The instrument also measures thermal neutrons, which allows scientists to study the subsurface water on the moon.

A simulated landing process of Chang'e-4 lunar probe is seen through the monitor at Beijing Aerospace Control Center in Beijing, capital of China, Jan 3, 2019. (JIN LIWANG / XINHUA)

During the 1960s and 1970s, the United States and the Soviet Union launched many manned and unmanned missions to the moon. After a lull, a new round of exploration was triggered in the 1990s when scientists found there might be water on the moon.

Many scientists believe frozen water might be in areas never exposed to sunlight in the craters of the moon's polar regions. But how much water is there? And is there water in the South Pole-Aitken Basin where Chang'e-4 landed?

"The measurement of neutrons is one of the important indicators to judge whether there is a water resource in the landing area," said Zhang.

The instrument will also detect the content of iron oxide in the lunar soil and study the particle acceleration mechanism of solar storms between the sun and the earth, he said.

Zhang Aibing, also a researcher with the NSSC, cooperated with Swedish scientists in developing an instrument on the Chang'e-4 rover to measure neutral atoms to study the interaction between the solar wind and the lunar surface.

"This is the first measurement of neutral atoms on the lunar surface.
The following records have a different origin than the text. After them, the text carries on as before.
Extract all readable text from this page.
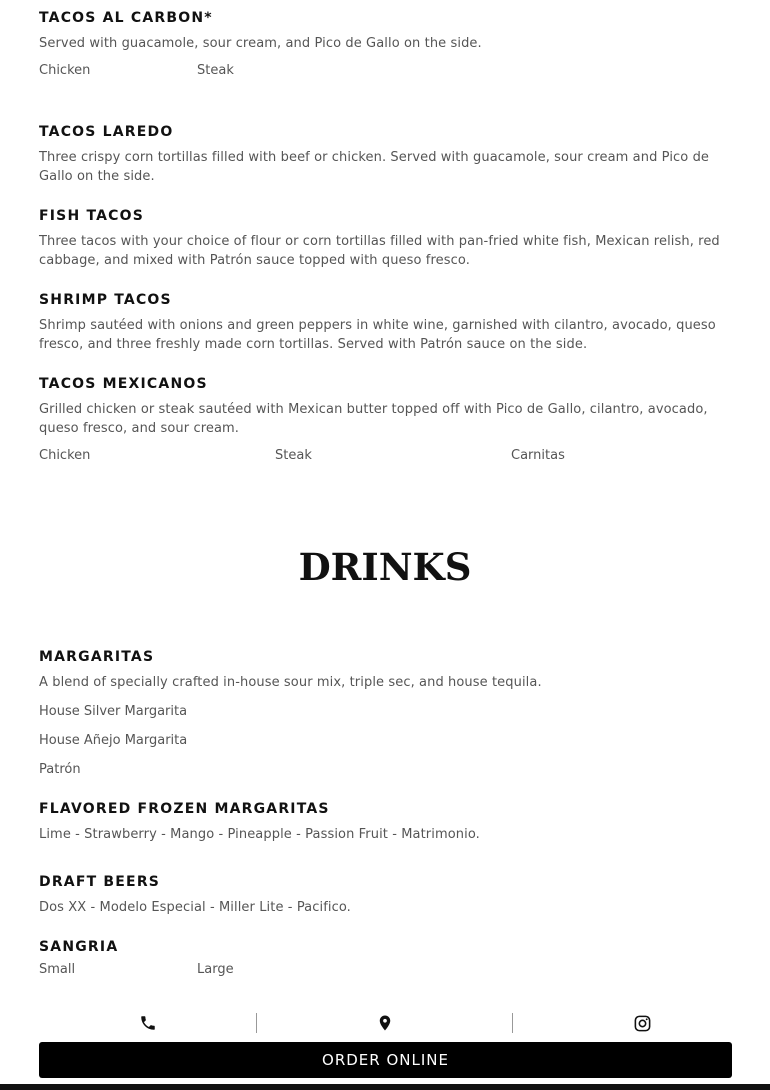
TACOS AL CARBON*

Served with guacamole, sour cream, and Pico de Gallo on the side.

Chicken	Steak
TACOS LAREDO

Three crispy corn tortillas filled with beef or chicken. Served with guacamole, sour cream and Pico de Gallo on the side.

FISH TACOS

Three tacos with your choice of flour or corn tortillas filled with pan-fried white fish, Mexican relish, red cabbage, and mixed with Patrón sauce topped with queso fresco.

SHRIMP TACOS

Shrimp sautéed with onions and green peppers in white wine, garnished with cilantro, avocado, queso fresco, and three freshly made corn tortillas. Served with Patrón sauce on the side.

TACOS MEXICANOS

Grilled chicken or steak sautéed with Mexican butter topped off with Pico de Gallo, cilantro, avocado, queso fresco, and sour cream.

Chicken	Steak	Carnitas
MARGARITAS

A blend of specially crafted in-house sour mix, triple sec, and house tequila.

House Silver Margarita
House Añejo Margarita
Patrón
FLAVORED FROZEN MARGARITAS

Lime - Strawberry - Mango - Pineapple - Passion Fruit - Matrimonio.

DRAFT BEERS

Dos XX - Modelo Especial - Miller Lite - Pacifico.

SANGRIA
Small	Large
DRINKS
ORDER ONLINE
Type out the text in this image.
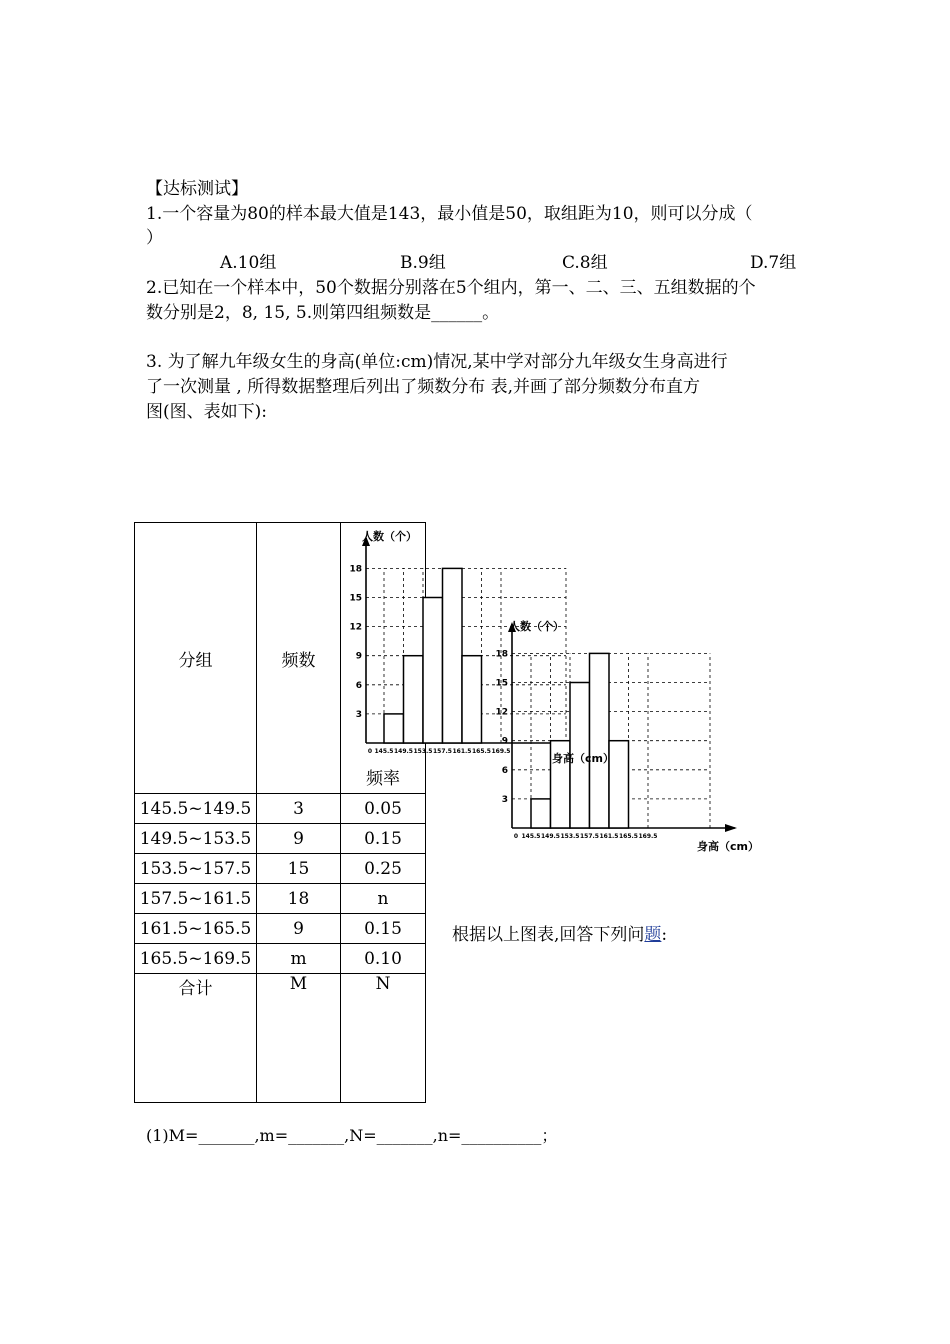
【达标测试】
1.一个容量为80的样本最大值是143，最小值是50，取组距为10，则可以分成（
）
A.10组	B.9组	C.8组	D.7组
2.已知在一个样本中，50个数据分别落在5个组内，第一、二、三、五组数据的个
数分别是2，8, 15, 5.则第四组频数是______。
3. 为了解九年级女生的身高(单位:cm)情况,某中学对部分九年级女生身高进行
了一次测量 , 所得数据整理后列出了频数分布 表,并画了部分频数分布直方
图(图、表如下):
分组	频数	频率

145.5~149.5	3	0.05
149.5~153.5	9	0.15
153.5~157.5	15	0.25
157.5~161.5	18	n
161.5~165.5	9	0.15
165.5~169.5	m	0.10
合计	M	N
人数（个）
3
6
9
12
15
18
0 145.5 149.5 153.5 157.5 161.5 165.5 169.5
人数（个）
3
6
9
12
15
18
0 145.5 149.5 153.5 157.5 161.5 165.5 169.5
身高（cm）
身高（cm）
根据以上图表,回答下列问题:
(1)M=_______,m=_______,N=_______,n=__________；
With the rover, we can study the interaction between the solar wind and the lunar surface in different terrains," said Zhang.

"Some scientists believe that hydrogen ions in the solar wind may combine with oxygen on the lunar surface to form water. This is a subject we want to study through our measurement," Zhang said.

Chinese scientists are also developing such kind of instrument that could be used to explore Mars, he said.

Johan Koehler, head of Solar System Science and Space Situational Awareness, Swedish National Space Agency, said the exploration of the far side of the moon is a great achievement by China. "We are very happy to be a part of it.

READ MORE: Space exploration can benefit humans

"The solar wind interacts with the lunar surface, and spreads particles around. These particles form the extremely thin atmosphere-like gases environment of the moon surface. And this is the environment that we know very, very little about. The research is very important to extend humanity's knowledge of the solar system," said Koehler.

"There is a theory that water on the surface of the moon is formed by the interaction of the solar wind with the surface regolith. So this is something that the Swedish scientists together with the Chinese scientists want to answer."